I worded it in a way that clarifies it's about more than printf.

Yes, if your application processes 1024 bytes at a time, it is easier
to use a range.  That's not the application I'm referring to.  The
application I'm talking about is when you need to read a different
amount of bytes per read, such as a varying length packet.  This is
not an uncommon situation.

I think the best way to make progress is to compare the range I suggested with another one. For example, if having rawRead as a range primitive is necessary, by all means let's make rawRead part of it.

Let's look at that version with your range:

while(!input.empty()) { input.bufsize = numtoread; input.popFront();
auto data = input.front();

// process data. }

and with File's rawRead:

ubyte buf[MAXSIZE]; ubyte[] data; while((data =
input.rawRead(buf[0..numtoread])).length) { // process data. }

And look, we can use the stack for buffering!  Plus, we don't have to
worry about whether the data buffer will be overwritten, we control
what buffer is used by the input object, so we can manage that less
defensively.

This is a weak argument. Buffer allocation is hardly a bottleneck for streaming application. The code above would not work in SafeD.

Also, let's not forget that you can easily bolt an input range
interface on top of a file interface (as evidenced by byChunk), but
you can't do the opposite.  For example, reading a packet at a time
from a network/file stream given a length can easily be implemented
with a range on top of a File struct, but not easily with a range on
top of a range.

Indeed.

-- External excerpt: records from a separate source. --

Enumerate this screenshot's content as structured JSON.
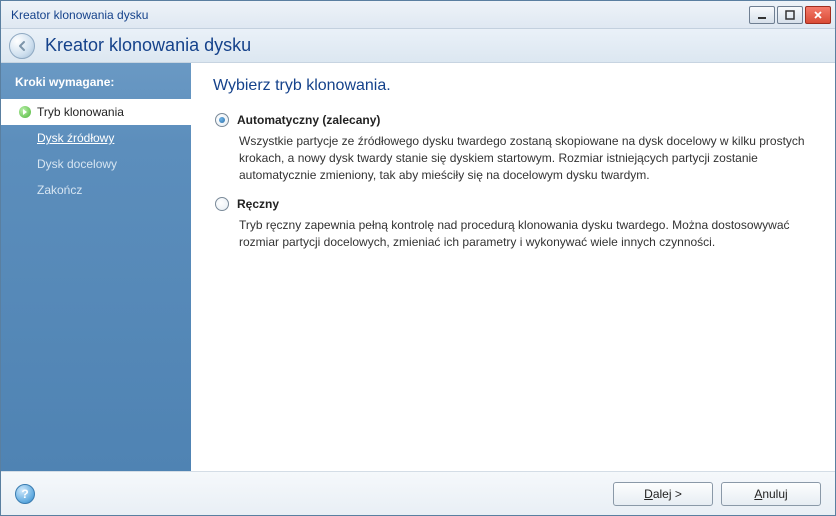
{
  "window": {
    "title": "Kreator klonowania dysku"
  },
  "header": {
    "title": "Kreator klonowania dysku"
  },
  "sidebar": {
    "heading": "Kroki wymagane:",
    "steps": [
      {
        "label": "Tryb klonowania",
        "state": "active"
      },
      {
        "label": "Dysk źródłowy",
        "state": "link"
      },
      {
        "label": "Dysk docelowy",
        "state": "pending"
      },
      {
        "label": "Zakończ",
        "state": "pending"
      }
    ]
  },
  "content": {
    "title": "Wybierz tryb klonowania.",
    "options": [
      {
        "label": "Automatyczny (zalecany)",
        "desc": "Wszystkie partycje ze źródłowego dysku twardego zostaną skopiowane na dysk docelowy w kilku prostych krokach, a nowy dysk twardy stanie się dyskiem startowym. Rozmiar istniejących partycji zostanie automatycznie zmieniony, tak aby mieściły się na docelowym dysku twardym.",
        "selected": true
      },
      {
        "label": "Ręczny",
        "desc": "Tryb ręczny zapewnia pełną kontrolę nad procedurą klonowania dysku twardego. Można dostosowywać rozmiar partycji docelowych, zmieniać ich parametry i wykonywać wiele innych czynności.",
        "selected": false
      }
    ]
  },
  "footer": {
    "next_prefix": "D",
    "next_rest": "alej >",
    "cancel_prefix": "A",
    "cancel_rest": "nuluj"
  }
}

A range that adapts variable-length packets to fixed-length packets would need to know some more details. I'm not sure we need such an abstraction, but if we do, we can define it.

So essentially, the idea is to double-buffer the data, once inside
the range (to support the front/popFront regime) and once for your
application, so you can build up enough "chunks" to read the data
correctly?

We are in agreement that we shouldn't be doing that.

We need to figure out all this stuff together, but so far I'm not
at all convinced that seekable ranges are awkward.

I may not have explained myself well, I don't have a big problem with
seekable ranges for certain applications, I just don't think they are
the primitive that should be used for all applications.

I confess I'm not sure what you want and how to get from where we are to where you want us to be.